Glawischnig-Klage mit weitreichenden Folgen für Facebook – Torspektakel bei Salzburg gegen Liverpool – Eklat auf Puls 4

Wir starten mit Ihnen live in den Nachrichtentag und geben Ihnen einen schnellen Überblick über die wichtigsten Themen des Morgens.

Das Wichtigste:

Glawischnig vs. Facebook: Die Online-Plattform Facebook kann nach einem Urteil des Europäischen Gerichtshofs gezwungen werden, Hasspostings und für rechtswidrig erklärte wort- und sinngleiche und Kommentare zu entfernen. Das EU-Recht verwehrt es auch nicht, dass eine solche Verfügung weltweit zur Wirkung gelange, entschieden die EU-Richter nach einer Klage der früheren Grünen-Bundessprecherin Eva Glawischnig. Mehr dazu

Neue Zölle: Die USA verhängen wegen rechtswidriger EU-Subventionen für den Flugzeugbauer Airbus Strafzölle in Milliardenhöhe auf Importe aus Europa.

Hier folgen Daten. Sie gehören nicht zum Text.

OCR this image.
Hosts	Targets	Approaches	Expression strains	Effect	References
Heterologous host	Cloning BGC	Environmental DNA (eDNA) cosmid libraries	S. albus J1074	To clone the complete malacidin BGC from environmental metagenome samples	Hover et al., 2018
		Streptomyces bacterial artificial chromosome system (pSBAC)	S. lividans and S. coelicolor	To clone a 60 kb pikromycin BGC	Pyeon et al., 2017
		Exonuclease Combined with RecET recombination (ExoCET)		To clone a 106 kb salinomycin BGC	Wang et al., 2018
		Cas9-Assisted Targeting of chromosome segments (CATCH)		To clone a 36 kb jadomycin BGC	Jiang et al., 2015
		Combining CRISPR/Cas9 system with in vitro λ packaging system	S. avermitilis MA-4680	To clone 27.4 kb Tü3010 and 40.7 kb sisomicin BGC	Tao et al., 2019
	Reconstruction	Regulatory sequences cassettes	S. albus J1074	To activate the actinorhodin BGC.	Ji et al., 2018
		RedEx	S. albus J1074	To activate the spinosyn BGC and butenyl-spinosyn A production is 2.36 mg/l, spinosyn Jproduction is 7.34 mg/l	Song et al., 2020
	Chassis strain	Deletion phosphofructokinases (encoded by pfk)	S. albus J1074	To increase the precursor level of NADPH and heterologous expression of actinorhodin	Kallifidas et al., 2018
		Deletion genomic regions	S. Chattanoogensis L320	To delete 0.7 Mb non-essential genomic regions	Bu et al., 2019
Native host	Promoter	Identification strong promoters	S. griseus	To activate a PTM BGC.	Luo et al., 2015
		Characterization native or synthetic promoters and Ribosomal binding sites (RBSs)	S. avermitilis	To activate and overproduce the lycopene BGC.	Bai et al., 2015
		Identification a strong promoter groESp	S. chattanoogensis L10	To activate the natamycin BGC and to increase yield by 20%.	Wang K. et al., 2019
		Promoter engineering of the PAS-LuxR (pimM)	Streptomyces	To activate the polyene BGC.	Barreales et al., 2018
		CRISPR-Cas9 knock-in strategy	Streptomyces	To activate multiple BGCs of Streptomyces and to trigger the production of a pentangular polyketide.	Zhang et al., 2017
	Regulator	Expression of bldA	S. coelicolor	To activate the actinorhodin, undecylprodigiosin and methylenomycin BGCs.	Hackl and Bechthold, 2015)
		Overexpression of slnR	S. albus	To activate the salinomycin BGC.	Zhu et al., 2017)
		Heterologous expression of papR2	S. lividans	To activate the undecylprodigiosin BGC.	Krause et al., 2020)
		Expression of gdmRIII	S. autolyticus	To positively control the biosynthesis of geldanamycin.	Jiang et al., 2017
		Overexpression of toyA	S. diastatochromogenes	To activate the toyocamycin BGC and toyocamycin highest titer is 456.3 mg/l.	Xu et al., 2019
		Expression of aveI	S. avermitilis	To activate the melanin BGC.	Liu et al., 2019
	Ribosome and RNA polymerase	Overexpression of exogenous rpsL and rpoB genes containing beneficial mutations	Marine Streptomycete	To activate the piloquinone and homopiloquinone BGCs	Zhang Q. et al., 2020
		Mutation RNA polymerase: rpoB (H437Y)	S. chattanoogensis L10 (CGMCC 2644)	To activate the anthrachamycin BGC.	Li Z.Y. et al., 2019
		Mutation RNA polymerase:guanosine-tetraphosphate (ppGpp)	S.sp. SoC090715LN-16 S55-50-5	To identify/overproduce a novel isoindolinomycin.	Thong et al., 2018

Bei der Einfuhr von Flugzeugen wird eine zusätzliche Abgabe von 10 Prozent erhoben werden, bei anderen Produkten wie Käse, Wein, Butter, Olivenöl und Kaffee wird es ein Strafzoll von 25 Prozent sein, wie der US-Handelsbeauftragte erklärte. Die Zölle gelten ab 18. Oktober. Auch Österreich ist betroffen. Mehr dazu

Starker CL-Auftritt: Red Bull Salzburg hat gegen Titelverteidiger Liverpool in der Fußball-Champions-League nur knapp den Kürzeren gezogen. Österreichs Serienmeister musste sich im zweiten Spiel der Gruppe E an der Anfield Road nach einer starken Leistung mit 3:4 (1:3) geschlagen geben. Eine Aufholjagd der Truppe von Trainer Jesse Marsch von 0:3 auf 3:3 blieb am Ende unbelohnt. Mehr dazu

Krise bei den Blauen: Die Aufräumarbeiten beginnen, die FPÖ gibt sich Benimmregeln und stellt personell die Weichen. Antonia Löffler und Elisabeth Postl berichten. Mehr dazu [premium]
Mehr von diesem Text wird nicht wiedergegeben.